Plonger la veille d'un 24 décembre dans un blues rock tendance roots est un bon entraînement pour faire face à la bouffe du lendemain. Pas violents mais pas clean, les STINKY LOU & the GOON MAT, power blues trio, ont la patates des STONES de 1964, de BB KING, John Lee HOOKER, le son brut des groupes des caves enfumées où se dandinent de belles pépés blondes à gros seins qui ne demandent qu'à se faire offrir à boire, ne manquait qu'un pianiste fumant un gros cigare.
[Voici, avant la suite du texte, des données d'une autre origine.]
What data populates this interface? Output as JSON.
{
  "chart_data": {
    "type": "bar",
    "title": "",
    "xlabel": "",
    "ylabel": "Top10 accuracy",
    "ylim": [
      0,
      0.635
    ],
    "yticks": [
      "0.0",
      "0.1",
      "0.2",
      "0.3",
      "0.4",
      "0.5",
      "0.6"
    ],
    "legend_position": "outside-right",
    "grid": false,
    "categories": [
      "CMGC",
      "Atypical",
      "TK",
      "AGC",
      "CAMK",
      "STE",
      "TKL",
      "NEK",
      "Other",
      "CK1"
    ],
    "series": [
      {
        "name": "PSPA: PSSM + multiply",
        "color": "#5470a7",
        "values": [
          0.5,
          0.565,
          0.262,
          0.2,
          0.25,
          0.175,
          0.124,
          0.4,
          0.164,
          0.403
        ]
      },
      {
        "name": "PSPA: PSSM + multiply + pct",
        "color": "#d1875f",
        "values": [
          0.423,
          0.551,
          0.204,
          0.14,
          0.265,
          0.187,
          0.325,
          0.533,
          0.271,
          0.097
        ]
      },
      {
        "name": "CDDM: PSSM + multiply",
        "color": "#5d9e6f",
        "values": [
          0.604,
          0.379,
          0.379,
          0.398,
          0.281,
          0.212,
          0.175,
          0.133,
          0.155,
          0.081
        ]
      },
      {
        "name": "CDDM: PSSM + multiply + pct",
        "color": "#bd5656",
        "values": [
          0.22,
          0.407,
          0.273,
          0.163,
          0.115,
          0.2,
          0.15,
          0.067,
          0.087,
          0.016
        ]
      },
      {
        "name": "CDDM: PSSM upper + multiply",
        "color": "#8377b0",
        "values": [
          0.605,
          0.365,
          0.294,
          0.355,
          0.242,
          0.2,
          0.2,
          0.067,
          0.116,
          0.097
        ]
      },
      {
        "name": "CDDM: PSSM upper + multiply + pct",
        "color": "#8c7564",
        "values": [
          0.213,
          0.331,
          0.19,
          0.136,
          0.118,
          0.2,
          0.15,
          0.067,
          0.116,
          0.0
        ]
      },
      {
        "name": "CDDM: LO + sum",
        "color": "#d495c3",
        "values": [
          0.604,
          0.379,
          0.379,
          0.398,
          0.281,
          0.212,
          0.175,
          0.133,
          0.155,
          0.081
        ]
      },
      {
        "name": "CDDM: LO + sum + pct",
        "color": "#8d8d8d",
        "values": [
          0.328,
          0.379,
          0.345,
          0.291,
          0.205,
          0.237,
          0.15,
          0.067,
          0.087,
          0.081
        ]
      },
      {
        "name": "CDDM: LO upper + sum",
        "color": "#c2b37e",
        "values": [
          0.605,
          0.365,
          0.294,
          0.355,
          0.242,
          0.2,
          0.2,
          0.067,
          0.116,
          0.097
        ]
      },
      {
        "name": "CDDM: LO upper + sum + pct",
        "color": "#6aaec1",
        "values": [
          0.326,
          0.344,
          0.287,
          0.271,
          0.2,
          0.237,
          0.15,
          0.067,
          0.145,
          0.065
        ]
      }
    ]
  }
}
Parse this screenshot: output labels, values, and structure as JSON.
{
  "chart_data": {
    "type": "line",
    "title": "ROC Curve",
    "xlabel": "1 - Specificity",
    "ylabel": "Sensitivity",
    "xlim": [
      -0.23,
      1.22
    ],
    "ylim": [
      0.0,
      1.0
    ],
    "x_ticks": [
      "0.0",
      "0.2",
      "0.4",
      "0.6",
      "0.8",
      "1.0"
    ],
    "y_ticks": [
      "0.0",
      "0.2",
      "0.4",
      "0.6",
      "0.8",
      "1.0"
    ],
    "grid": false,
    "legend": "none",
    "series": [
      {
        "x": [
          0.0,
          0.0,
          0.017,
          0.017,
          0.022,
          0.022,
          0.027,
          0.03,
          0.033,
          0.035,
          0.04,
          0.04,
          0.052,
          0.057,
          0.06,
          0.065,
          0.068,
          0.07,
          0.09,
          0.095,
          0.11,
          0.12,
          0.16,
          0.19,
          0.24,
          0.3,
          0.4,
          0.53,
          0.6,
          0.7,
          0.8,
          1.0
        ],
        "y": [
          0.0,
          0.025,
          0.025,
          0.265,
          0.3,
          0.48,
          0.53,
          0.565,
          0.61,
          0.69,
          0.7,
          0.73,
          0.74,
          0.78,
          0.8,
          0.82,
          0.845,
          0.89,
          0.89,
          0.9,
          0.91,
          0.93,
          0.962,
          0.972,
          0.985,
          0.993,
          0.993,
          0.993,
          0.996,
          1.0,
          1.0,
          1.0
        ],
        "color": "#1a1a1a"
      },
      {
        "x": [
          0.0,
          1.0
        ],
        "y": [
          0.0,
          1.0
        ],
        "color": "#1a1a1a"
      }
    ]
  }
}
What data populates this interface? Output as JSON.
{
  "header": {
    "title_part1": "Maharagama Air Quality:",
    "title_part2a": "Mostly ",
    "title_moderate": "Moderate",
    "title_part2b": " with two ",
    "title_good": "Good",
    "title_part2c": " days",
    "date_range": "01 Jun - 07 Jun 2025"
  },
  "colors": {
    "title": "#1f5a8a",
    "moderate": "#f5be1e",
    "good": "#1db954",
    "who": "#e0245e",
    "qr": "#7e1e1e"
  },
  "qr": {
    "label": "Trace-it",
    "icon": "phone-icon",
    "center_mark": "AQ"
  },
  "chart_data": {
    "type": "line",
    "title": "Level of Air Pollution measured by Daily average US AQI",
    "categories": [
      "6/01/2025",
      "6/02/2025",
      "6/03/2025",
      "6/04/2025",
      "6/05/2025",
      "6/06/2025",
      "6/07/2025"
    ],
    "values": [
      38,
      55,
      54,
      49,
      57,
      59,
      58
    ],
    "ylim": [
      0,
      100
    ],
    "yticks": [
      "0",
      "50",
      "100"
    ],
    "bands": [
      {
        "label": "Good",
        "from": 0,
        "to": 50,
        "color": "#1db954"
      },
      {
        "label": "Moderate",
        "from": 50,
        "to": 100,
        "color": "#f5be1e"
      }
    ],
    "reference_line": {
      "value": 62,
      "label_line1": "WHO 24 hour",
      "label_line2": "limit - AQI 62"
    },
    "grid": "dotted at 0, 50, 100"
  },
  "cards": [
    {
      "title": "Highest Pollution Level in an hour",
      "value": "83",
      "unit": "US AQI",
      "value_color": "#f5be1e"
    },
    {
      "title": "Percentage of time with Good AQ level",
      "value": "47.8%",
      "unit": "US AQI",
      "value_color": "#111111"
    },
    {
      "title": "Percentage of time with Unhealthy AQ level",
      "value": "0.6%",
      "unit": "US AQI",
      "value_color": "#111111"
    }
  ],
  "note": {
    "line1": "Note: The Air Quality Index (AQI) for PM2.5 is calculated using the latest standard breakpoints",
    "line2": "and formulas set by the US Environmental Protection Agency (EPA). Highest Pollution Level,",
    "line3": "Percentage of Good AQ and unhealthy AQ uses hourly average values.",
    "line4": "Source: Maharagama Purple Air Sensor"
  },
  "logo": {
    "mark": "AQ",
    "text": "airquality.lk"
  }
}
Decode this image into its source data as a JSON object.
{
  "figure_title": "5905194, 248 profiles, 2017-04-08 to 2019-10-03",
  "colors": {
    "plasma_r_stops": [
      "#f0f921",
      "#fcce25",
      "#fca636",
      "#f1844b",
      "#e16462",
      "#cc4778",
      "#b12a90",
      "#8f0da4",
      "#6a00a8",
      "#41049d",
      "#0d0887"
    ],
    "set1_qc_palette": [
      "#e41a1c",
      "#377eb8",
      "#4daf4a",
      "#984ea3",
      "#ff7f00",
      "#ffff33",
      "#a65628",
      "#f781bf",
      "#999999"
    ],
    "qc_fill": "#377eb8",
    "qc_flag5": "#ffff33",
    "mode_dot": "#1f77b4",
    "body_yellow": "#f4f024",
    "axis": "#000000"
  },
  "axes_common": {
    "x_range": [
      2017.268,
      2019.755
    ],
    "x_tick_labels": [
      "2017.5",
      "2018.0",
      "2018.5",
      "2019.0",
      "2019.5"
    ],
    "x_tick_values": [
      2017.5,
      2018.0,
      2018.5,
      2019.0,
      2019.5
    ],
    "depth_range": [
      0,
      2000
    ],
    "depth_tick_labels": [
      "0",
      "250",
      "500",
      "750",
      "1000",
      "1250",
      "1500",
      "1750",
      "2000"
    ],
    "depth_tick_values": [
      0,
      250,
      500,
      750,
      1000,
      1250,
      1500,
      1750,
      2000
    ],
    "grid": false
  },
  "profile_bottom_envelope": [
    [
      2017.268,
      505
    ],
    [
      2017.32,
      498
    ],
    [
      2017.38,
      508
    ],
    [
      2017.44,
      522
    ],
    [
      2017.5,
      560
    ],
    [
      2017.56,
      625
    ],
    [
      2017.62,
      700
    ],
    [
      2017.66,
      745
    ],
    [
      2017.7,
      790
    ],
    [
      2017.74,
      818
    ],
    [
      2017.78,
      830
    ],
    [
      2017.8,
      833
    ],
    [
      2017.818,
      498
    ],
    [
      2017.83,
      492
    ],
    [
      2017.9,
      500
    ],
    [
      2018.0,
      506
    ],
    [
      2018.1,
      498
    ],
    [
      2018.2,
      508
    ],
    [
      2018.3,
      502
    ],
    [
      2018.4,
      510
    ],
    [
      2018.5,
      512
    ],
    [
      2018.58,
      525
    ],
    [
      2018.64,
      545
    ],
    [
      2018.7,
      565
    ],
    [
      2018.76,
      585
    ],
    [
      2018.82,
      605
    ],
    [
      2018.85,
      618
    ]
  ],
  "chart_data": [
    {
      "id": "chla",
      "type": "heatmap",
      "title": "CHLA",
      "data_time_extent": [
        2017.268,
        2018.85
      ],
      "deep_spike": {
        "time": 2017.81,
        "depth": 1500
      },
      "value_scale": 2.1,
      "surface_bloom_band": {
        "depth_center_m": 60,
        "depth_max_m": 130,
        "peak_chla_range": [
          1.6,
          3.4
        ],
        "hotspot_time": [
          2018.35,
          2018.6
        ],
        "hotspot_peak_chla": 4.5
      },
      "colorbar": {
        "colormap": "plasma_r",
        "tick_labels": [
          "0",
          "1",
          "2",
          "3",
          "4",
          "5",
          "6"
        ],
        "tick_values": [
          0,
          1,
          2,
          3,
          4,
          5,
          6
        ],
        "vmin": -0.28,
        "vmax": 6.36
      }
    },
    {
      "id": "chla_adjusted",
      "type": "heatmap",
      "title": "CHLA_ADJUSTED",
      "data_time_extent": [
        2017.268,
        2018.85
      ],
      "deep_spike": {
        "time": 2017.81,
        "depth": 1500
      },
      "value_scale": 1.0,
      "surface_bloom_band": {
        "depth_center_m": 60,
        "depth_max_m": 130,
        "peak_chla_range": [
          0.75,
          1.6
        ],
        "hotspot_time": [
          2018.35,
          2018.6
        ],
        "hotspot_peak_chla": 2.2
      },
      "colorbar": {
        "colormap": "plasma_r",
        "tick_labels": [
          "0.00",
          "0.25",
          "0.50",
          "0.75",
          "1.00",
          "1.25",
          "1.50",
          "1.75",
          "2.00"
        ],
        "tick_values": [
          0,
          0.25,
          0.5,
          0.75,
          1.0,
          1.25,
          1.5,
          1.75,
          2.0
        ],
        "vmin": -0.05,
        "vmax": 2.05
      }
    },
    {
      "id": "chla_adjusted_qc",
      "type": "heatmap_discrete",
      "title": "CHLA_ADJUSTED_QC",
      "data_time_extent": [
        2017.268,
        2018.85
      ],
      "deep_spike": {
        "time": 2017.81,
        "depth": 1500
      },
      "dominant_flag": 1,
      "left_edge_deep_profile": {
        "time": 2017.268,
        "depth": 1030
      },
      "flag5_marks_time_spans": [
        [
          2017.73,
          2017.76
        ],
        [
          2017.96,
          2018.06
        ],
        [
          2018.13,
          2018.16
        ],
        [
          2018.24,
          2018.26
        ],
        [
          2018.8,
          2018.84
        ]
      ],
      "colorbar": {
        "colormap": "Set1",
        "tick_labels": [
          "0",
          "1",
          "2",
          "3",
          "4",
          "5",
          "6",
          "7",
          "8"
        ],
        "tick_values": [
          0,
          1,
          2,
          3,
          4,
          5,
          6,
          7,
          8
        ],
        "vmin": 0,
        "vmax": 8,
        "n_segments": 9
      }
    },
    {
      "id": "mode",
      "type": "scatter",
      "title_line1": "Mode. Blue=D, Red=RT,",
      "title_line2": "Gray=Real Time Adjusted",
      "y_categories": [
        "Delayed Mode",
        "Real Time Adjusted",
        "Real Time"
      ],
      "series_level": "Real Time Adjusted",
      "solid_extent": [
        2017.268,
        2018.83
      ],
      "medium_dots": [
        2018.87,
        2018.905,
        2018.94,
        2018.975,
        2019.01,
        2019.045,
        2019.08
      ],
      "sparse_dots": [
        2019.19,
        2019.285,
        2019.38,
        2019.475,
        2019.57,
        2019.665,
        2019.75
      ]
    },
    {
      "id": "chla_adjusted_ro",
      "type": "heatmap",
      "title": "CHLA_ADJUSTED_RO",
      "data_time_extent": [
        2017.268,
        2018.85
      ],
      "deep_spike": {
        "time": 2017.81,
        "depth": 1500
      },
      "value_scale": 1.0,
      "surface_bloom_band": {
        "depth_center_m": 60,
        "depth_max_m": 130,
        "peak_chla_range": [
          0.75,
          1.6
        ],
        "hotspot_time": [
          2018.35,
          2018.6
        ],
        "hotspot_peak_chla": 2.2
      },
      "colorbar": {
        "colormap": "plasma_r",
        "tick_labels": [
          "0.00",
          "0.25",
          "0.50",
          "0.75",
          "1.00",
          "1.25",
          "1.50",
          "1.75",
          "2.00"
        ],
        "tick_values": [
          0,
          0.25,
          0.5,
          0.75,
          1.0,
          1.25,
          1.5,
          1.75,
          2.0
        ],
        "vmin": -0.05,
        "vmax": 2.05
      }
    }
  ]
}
Et en fait de cave, c'est au Feu Follet à Lille que les STINKY LOU & the GOON MAT, au plein centre de Lille face à l'opéra qui se vidait de ses contrebassistes, violonistes and co qui sans doute avaient une répet, avaient posé leurs instruments. Certes, ils ne traînent pas grand chose avec eux, ils font dans la tendance minimaliste : un harmonica, une gratte, une grosse caisse coiffée d'une charleston et une bassine électrique à une corde, plus quelques vieux amplis. Ils avaient le privilège de l'âge et la couche de poussière recouvrant les lampes leur donnait un son vintage pour ne pas dire crasse volontaire que l'on aurait de la peine à trouver aux puces. Il n'y a pas que le son des amplis qui était "vintage", la gratte semblait sans âge, une planche avec un manche et des cordes et quelques bobinages servant de micros. On comprend mieux la bassine électrique, cette lessiveuse où des générations de gosses dans les années 60 ont du prendre leur bain entre deux attaques de mère Denis. Et bien, un manche de balai, une corde et un micro dans l'ustensile retourné et voilà une contrebassine tout aussi vintage que le reste. Tout colle parfaitement avec la musique des STINKY LOU & the GOON MAT. Les rythmes emballent sur une guitare crachotante avec en sur couche un harmonica qui vient vous triturer les tripes. C'est poisseux à souhait, on devient vite moite, le Mississipi ne semble pas loin, il manque juste des noirs attablés devant une mauvaise bière battant la mesure avec leur pied tout en fredonnant sur le chant grésillant. Une atmosphère digne d'un polar ricain ambiance 78 tours se matérialise dès que la musique est crachée par les amplis. Pourtant le Mississipi est loin, on a juste la Deûle à Lille, les noirs n'étaient pas là, les blondes décaties du bar non plus et il faisait 7/8° dehors ce qui n'a pas empêché le tee shirt (en coton bien sûr) de coller à la peau...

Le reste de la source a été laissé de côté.